Photo: Mario Tama/Getty Images (Getty Images)

It can be difficult to distinguish a flesh-and-blood human’s face from one generated by artificial intelligence. (Telltale signs are misshapen eyes under spectacles, non-dermatological blemishes on the skin, and hair that looks as if it’s been thatched atop the head, though your experience may differ). But what about when those impostors are more than skin deep; what if the computer-generated humans are described on a genetic level?

A team of geneticists and computer scientists have been using neural networks to construct novel segments of human genomes, according to a paper published in the journal PLOS Genetics. Their work could help sidestep the privacy issues inherent in working with real people’s DNA.

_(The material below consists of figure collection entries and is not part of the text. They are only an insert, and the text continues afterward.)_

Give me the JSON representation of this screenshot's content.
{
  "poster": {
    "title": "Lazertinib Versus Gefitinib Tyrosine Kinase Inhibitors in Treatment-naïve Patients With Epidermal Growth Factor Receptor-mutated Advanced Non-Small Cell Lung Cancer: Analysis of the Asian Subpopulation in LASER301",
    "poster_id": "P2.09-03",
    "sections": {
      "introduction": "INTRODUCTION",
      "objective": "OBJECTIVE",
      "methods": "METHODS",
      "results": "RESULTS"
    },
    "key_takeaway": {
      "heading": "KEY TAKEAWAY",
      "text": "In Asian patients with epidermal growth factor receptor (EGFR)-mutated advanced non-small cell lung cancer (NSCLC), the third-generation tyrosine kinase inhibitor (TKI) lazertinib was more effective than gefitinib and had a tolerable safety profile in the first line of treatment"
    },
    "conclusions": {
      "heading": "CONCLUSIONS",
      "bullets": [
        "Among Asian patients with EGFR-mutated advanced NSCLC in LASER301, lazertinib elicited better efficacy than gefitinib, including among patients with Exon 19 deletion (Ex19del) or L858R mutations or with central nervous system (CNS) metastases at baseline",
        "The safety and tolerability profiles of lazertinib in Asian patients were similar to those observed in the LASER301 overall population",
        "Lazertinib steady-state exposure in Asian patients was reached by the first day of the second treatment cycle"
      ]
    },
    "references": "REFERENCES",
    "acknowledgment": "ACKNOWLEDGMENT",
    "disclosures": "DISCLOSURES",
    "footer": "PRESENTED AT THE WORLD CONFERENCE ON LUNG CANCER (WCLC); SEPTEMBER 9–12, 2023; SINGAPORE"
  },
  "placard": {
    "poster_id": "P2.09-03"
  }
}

“Many biobanks, including the Estonian Biobank, require application procedures and ethical clearances for access. These steps are crucial because genomic data is sensitive data, and it’s important to keep the privacy of donors. On the other hand, this creates a scientific barrier,” Burak Yelmen, a geneticist at the University of Tartu in Estonia and lead author of the new paper, said in an email. “Artificial genomes might play an important role in the future as high-quality surrogates of real genome databases, making them easily accessible to researchers around the globe.”

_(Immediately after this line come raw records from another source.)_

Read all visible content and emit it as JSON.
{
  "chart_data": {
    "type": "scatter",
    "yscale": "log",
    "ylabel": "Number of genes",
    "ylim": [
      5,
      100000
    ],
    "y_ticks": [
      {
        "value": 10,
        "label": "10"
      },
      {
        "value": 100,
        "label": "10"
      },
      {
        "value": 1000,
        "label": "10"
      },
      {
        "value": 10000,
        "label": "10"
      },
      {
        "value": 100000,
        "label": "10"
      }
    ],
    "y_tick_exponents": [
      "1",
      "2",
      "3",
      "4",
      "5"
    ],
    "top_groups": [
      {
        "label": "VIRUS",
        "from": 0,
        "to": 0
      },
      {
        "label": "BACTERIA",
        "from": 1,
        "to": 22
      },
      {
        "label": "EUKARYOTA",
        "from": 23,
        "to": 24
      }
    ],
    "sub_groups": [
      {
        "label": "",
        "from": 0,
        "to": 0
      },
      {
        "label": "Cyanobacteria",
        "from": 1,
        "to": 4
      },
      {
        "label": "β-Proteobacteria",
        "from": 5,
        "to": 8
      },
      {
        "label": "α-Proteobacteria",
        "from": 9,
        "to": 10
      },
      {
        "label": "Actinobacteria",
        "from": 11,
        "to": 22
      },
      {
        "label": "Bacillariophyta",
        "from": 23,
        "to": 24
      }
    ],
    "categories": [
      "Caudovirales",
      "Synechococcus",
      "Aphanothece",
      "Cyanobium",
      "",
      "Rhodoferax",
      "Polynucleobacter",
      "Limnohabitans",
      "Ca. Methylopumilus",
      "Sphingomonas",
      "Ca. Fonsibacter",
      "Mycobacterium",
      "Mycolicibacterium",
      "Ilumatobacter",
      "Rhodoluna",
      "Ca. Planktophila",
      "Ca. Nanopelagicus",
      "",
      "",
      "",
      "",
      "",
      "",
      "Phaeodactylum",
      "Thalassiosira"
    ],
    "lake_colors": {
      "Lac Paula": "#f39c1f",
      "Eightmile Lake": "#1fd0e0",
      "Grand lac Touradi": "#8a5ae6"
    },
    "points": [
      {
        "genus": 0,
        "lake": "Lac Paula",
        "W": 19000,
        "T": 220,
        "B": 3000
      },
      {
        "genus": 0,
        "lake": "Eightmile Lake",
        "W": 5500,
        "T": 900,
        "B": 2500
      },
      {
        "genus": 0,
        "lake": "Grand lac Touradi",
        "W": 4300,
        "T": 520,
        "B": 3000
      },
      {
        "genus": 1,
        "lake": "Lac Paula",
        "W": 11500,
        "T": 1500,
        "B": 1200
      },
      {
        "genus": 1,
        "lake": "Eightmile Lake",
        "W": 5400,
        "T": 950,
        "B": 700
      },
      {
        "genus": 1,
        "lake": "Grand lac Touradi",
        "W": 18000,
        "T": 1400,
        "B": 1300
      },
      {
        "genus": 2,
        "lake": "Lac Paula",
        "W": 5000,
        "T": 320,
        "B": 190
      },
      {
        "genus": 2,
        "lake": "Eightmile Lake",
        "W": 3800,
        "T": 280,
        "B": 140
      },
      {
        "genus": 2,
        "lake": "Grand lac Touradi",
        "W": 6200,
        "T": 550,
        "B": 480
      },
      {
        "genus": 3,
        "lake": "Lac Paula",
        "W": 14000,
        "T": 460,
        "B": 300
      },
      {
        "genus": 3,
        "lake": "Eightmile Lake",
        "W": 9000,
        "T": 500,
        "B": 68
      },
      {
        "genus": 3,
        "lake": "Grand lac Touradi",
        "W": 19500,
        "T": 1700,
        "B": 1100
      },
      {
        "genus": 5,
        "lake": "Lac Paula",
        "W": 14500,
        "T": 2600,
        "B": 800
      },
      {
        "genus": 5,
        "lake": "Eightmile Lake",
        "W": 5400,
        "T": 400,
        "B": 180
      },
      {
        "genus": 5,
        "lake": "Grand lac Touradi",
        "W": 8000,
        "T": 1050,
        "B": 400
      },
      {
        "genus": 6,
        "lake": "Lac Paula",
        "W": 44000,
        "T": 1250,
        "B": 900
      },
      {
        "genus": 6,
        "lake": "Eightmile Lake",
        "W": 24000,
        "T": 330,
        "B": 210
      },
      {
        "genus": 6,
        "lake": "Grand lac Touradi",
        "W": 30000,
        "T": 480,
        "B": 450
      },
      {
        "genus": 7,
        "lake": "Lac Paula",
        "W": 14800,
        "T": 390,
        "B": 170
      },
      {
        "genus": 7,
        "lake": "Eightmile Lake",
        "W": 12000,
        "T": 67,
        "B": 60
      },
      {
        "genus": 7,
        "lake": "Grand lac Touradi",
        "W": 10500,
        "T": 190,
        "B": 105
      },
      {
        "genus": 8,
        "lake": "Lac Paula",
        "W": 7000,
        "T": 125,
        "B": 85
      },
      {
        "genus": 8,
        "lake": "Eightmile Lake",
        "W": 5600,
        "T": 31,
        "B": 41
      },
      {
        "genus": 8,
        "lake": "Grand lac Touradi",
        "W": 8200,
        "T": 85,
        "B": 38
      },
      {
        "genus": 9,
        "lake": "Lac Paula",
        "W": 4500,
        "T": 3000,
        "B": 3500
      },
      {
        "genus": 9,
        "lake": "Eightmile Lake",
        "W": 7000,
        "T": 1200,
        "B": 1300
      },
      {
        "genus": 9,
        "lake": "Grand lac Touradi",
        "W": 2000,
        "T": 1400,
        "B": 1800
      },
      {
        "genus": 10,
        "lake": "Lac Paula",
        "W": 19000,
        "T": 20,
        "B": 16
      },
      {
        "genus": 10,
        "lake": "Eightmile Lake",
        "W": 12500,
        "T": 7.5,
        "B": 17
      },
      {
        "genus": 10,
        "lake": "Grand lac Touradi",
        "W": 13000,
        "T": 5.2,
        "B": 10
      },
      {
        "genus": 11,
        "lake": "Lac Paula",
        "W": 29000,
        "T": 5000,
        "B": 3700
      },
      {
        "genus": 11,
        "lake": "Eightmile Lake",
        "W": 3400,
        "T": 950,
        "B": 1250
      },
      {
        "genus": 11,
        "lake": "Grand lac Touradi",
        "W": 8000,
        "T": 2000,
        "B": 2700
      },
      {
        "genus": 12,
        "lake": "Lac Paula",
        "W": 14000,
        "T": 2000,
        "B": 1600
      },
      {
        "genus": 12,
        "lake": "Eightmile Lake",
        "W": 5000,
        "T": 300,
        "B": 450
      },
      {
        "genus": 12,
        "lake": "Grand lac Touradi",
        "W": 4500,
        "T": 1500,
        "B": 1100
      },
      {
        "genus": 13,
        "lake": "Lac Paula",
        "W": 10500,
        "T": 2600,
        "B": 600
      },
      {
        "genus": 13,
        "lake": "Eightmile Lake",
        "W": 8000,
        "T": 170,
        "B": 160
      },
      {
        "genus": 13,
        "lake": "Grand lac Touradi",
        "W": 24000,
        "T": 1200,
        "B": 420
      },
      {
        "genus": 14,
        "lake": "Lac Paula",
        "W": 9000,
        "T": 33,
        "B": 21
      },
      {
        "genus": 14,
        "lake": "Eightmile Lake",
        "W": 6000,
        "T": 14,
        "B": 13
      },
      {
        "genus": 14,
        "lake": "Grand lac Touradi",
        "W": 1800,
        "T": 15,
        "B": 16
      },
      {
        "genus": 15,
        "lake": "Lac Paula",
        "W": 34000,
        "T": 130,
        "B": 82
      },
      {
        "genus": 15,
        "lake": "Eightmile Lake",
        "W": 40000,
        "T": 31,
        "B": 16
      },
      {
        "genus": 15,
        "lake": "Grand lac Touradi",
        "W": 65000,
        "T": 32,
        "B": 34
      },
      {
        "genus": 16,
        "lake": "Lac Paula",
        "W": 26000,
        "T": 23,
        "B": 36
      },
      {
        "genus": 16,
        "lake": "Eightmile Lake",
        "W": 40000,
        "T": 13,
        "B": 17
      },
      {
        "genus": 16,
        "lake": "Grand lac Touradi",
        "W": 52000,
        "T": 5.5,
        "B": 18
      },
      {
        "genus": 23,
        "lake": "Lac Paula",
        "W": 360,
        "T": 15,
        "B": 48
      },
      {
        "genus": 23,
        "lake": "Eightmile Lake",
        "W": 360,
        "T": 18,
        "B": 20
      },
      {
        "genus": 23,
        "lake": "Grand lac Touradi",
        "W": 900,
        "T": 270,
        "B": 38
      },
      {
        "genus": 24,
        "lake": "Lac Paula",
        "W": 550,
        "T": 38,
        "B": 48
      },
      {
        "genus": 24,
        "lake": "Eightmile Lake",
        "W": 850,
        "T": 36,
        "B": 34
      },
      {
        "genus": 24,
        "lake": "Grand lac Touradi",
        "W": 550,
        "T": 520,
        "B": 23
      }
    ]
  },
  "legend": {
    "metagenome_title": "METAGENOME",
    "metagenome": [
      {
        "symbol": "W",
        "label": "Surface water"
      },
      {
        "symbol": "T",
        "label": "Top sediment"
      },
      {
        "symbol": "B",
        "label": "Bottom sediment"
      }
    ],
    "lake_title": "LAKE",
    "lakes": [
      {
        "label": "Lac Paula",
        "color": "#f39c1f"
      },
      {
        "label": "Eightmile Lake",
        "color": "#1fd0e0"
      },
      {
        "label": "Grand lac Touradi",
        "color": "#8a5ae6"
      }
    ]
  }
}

Genetic data offers what is perhaps the largest ethical minefield in medical privacy, due to the power genes have in defining us. The research team used bits of accessible (read: legally obtainable) genetic information to train their networks, which were able to independently develop chunks of imaginary genome data that were nearly indistinguishable from actual genetic information. There were a few giveaways, Yelmen said, including the way that the artificial chunks of DNA were assembled. Different bits of genetic information were color-coded, or “painted,” to see their locations in the final product, and the team found more short chunks of artificial DNA were being produced than would be expected based on actual human genomic samples.

G/O Media may get a commission

The team was unable to generate entire artificial genomes due to computational and algorithmic limitations, but they suggested “stitching” multiple chunks together to get the complete genomic idea for one made-up individual.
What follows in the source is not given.